Science historian James Burke, the brilliantly engaging presenter of systems thinking show Connections, produced this forerunner to An Inconvenient Truth back in 01989; After the Warming.
It takes the form of a documentary "from the future" (set in 02050) and despite its age may well strike a viewer in 02008 as oddly ahead of its time -- and not for the obvious reason. That is, while the ostensibly futuristic wrapping may not have aged too well, the contents have really come into their own.
I won't say much about it here, except (a) even at 1 hour 47 minutes in length, it's well worth watching; (b) the "retrospective" format of setting a nonfiction program decades into the future is a rare and interesting one; and (c) the top Google hit for "After the Warning" is a 01997 review excoriating the show.
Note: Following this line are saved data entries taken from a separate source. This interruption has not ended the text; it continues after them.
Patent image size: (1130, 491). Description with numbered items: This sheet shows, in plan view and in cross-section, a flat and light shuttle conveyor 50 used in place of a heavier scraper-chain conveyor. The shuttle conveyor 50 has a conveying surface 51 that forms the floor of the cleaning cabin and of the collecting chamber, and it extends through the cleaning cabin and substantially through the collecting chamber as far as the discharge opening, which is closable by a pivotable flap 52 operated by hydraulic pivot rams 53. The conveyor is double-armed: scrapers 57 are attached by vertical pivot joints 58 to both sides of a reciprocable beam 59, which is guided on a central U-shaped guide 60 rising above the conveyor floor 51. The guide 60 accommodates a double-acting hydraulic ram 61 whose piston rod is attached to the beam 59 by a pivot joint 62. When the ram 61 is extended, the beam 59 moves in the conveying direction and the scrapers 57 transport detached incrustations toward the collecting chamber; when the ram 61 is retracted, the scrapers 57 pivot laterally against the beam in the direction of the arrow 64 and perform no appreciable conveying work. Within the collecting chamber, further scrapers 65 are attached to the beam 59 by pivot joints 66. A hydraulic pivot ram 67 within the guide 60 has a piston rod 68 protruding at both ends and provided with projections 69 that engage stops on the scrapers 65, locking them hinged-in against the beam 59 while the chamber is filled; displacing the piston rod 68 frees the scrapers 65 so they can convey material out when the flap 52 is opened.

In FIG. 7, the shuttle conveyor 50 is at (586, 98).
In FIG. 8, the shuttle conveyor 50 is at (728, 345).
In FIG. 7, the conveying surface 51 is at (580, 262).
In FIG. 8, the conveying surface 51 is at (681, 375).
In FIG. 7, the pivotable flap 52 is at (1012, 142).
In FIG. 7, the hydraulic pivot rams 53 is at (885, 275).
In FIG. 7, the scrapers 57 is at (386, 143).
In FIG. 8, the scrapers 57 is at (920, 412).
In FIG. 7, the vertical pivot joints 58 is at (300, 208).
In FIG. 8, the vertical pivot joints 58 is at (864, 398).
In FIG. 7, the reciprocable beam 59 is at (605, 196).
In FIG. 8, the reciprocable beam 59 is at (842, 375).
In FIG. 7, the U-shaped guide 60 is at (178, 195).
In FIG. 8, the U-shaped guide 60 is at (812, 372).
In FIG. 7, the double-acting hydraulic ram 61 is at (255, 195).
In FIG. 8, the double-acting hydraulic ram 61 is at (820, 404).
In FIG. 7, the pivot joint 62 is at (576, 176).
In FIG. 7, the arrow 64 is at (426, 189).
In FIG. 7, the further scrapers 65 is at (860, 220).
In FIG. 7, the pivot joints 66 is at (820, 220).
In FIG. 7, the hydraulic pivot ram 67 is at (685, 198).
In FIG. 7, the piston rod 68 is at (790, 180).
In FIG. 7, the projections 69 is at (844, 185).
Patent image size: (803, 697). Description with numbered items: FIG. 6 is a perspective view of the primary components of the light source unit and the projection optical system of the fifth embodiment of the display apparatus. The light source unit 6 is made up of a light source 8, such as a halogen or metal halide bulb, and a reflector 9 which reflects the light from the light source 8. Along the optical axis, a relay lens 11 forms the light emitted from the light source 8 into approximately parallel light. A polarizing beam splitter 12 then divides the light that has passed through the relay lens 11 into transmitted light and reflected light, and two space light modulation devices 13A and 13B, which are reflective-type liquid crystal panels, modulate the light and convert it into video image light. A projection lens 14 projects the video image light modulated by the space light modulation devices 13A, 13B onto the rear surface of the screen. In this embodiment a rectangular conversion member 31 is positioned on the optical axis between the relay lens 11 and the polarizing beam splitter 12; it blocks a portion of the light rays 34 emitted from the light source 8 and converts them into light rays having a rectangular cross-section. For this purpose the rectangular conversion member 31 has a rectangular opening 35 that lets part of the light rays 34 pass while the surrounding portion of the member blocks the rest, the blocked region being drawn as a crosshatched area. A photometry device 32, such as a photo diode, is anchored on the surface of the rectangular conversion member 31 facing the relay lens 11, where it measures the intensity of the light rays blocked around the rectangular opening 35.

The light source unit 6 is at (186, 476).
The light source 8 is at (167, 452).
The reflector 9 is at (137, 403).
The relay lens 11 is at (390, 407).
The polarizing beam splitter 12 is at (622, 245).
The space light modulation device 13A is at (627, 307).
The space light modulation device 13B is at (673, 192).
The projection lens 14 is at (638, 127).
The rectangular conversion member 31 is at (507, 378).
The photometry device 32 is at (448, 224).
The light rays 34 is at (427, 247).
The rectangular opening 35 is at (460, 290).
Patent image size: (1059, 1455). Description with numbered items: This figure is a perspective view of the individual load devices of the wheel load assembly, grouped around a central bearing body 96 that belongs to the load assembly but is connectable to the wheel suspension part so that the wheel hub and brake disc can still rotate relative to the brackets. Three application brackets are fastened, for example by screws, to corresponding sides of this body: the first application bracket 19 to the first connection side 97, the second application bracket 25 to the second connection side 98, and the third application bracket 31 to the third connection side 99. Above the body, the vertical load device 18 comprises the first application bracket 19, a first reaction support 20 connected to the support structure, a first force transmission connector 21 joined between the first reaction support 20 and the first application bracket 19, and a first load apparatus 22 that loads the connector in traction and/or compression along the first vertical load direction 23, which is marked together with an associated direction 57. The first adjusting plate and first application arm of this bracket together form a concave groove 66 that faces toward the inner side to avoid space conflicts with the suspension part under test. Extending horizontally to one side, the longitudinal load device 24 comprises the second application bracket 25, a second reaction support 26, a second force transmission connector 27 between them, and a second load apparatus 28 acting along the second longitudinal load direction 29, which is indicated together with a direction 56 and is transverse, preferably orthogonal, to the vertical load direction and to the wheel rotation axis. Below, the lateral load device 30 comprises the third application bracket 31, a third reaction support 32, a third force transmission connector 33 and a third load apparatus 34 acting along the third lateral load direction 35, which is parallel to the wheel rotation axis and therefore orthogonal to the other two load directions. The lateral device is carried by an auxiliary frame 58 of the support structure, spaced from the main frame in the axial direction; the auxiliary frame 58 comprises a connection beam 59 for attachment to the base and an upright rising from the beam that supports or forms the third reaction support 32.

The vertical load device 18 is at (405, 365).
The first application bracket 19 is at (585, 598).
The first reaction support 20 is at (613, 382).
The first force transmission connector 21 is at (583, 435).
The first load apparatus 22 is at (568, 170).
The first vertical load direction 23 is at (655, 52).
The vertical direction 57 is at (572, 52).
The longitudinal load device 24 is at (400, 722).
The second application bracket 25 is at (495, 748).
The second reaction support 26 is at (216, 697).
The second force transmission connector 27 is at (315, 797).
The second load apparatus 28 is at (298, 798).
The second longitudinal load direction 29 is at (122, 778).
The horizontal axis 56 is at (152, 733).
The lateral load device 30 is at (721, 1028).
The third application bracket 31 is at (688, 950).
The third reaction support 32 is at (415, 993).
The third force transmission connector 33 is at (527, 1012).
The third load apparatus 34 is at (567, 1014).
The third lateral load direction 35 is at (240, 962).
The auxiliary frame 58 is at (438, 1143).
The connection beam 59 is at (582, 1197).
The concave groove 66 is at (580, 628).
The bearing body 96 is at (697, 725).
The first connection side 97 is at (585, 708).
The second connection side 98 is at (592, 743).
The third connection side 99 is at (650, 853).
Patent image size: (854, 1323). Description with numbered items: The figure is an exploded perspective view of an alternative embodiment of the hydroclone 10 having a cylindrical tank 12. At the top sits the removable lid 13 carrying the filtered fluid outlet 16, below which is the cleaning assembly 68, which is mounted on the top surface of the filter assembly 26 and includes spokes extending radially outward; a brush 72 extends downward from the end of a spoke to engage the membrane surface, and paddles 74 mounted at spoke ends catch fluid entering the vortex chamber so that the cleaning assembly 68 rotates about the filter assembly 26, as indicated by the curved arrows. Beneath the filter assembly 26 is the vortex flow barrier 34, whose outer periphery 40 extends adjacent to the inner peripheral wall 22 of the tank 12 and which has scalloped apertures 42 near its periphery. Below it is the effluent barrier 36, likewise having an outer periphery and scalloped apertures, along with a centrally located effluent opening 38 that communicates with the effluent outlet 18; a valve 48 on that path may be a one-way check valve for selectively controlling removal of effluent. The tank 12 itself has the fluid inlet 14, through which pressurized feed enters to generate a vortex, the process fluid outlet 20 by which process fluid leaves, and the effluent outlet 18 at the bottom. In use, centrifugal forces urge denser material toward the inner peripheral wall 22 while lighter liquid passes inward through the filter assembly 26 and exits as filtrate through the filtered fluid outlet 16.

The review comes from The Energy Advocate, a newsletter self-published by retired physics professor Howard Hayden (listed at DeSmogBlog as a climate change "denier"). No further comment, just take a look.
Says Hayden's review, in part:
[Burke] brings us a blatant propaganda piece, After the Warming, where he decides to explain how mankind is ruining the earth through the greenhouse effect. This show on The Learning Channel is a sort of fantasy, wherein he plays James Burke doing a Connections program in the year 2050. It is an apocalyptic prophecy of the near future disguised as a retrospective look at humanity and the earth.
His review gets a bit more entertaining and a lot more polemical from there. I find it instructive, though not at all unusual, that a disliked hypothetical future is serially dismissed as "propaganda", "prophecy", and "fantasy". No chance, then, that Burke's offering could be seen instead as an imaginative interpretation of a distant future, based on a theory with which he, Hayden, happens to disagree?
How, I wonder, do people come to be so sure about things?